A Polícia Federal deflagrou, na manhã de terça-feira (19/05), a Operação Scutum 3 com o objetivo de reprimir a atuação de um grupo criminoso especializado no tráfico internacional e comércio de arma de fogo de grosso calibre. As ações foram concentradas no Triângulo Mineiro.
No cumprimento da operação foram executados 11 mandados de busca e apreensão e 02 mandados de prisão temporária, conforme informado pela corporação. As medidas visam localizar materiais, documentos e outros elementos que possam comprovar a participação dos investigados nas atividades ilícitas apuradas.
A Polícia Federal informou que a iniciativa integra um conjunto de investigações voltadas ao enfrentamento do tráfico internacional de armas, com foco em organizações que atuam na comercialização e distribuição desse tipo de equipamento. A Operação Scutum 3 representa desdobramento de apurações anteriores e foi planejada para atingir a estrutura logística e financeira do grupo.
As ordens judiciais cumpridas na manhã de terça-feira foram expedidas por autoridade competente, com base nas provas e indícios levantados durante as investigações. A PF ressaltou que as medidas cautelares adotadas, como as buscas e as prisões temporárias, têm caráter instrumental para coletar provas e garantir a continuidade das apurações.
Ao longo das diligências, agentes federais buscaram apreender documentação, equipamentos eletrônicos, armas, munições e quaisquer outros elementos que contribuam para o esclarecimento dos fatos e para eventual responsabilização criminal dos envolvidos.

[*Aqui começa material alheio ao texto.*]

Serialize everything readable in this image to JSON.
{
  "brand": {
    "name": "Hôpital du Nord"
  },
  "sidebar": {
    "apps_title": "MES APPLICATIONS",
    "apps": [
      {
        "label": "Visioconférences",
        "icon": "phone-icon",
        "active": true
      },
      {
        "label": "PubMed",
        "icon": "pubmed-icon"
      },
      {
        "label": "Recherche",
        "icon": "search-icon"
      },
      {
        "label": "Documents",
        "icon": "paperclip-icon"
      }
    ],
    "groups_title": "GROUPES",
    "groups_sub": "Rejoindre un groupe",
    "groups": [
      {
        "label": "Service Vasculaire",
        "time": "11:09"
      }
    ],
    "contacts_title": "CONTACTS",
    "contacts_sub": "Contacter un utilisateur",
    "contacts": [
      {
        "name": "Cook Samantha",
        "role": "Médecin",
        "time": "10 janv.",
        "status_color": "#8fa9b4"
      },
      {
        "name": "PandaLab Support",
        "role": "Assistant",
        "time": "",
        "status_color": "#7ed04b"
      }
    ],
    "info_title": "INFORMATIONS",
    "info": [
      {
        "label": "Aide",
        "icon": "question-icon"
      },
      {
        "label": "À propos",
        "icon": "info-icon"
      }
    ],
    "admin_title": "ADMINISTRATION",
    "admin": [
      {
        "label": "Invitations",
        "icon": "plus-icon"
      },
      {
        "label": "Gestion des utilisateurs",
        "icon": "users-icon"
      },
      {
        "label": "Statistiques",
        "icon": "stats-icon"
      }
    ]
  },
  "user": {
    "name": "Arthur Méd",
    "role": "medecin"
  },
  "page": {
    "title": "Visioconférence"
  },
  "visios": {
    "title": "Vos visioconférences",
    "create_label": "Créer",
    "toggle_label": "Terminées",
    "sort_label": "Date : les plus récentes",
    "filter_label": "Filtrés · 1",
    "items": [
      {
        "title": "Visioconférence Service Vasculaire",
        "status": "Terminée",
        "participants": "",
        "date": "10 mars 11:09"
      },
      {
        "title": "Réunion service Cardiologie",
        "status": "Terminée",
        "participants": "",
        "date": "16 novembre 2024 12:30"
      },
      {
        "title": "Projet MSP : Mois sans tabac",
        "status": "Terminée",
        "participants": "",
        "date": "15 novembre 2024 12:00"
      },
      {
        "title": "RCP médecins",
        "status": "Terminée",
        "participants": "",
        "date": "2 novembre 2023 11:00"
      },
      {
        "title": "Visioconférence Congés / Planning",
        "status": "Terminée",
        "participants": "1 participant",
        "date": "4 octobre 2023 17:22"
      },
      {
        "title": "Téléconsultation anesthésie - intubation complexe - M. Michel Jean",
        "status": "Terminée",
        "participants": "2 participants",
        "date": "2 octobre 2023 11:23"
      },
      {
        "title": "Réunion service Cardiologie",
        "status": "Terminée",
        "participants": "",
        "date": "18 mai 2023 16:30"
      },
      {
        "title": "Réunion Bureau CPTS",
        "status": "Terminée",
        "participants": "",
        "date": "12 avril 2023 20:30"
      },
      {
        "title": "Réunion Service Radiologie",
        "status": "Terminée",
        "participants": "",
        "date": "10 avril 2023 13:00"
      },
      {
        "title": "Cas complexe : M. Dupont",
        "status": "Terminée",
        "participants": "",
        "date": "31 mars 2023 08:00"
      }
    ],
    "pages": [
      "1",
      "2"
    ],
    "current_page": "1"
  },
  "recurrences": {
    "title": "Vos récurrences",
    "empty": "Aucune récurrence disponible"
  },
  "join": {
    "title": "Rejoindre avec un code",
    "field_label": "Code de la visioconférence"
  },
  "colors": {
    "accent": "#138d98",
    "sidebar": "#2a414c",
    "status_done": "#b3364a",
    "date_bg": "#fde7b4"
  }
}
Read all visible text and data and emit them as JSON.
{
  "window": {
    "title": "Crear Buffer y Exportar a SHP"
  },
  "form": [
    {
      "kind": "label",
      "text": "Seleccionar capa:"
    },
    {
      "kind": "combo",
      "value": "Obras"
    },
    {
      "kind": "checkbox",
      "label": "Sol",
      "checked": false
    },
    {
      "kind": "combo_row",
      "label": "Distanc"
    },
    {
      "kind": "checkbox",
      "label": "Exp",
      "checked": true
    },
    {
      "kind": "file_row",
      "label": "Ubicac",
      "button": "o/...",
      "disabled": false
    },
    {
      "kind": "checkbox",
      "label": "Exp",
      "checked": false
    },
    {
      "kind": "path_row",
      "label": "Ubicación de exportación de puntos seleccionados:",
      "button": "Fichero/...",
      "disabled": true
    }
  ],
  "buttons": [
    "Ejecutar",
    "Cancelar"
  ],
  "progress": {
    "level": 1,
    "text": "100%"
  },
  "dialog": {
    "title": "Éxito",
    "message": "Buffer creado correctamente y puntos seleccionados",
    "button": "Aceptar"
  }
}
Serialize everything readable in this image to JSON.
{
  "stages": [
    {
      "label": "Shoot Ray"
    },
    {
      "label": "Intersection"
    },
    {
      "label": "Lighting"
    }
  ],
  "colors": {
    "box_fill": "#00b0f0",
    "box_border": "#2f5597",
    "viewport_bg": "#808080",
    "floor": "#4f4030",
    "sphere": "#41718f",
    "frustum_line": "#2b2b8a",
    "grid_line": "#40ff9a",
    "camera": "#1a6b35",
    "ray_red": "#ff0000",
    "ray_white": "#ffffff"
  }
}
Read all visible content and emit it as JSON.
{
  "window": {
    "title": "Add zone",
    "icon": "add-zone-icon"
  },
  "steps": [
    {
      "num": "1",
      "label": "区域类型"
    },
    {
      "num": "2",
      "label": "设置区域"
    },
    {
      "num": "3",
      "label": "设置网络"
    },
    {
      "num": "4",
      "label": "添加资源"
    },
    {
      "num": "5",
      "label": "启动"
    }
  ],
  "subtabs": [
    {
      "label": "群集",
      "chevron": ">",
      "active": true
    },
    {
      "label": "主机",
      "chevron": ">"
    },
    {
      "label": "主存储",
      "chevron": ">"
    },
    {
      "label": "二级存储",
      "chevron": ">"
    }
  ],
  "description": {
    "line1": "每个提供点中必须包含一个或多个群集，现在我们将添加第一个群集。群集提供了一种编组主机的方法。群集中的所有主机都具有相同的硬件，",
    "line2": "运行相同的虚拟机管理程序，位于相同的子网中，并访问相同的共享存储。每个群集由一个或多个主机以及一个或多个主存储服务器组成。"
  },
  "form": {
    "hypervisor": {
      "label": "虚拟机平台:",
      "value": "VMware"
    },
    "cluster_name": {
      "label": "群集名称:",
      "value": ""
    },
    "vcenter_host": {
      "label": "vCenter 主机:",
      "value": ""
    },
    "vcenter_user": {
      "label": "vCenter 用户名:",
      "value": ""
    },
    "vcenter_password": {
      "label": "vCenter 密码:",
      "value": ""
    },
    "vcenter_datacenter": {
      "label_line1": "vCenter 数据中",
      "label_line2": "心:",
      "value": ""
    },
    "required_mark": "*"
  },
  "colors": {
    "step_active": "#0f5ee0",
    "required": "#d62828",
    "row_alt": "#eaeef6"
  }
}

A corporação indicou que os procedimentos seguem em andamento e que informações complementares poderão ser divulgadas ao término das ações operacionais.
As investigações que motivaram a Operação Scutum 3 são conduzidas no âmbito da legislação federal aplicável aos crimes relacionados ao comércio ilegal de armamento e ao tráfico transnacional de armas. A Polícia Federal afirmou que a operação teve como finalidade interromper o fluxo de armas de grosso calibre destinado a organizações criminosas e reduzir riscos à segurança pública.
As autoridades responsáveis mantêm o sigilo parcial sobre detalhes específicos das diligências para não comprometer as apurações em curso.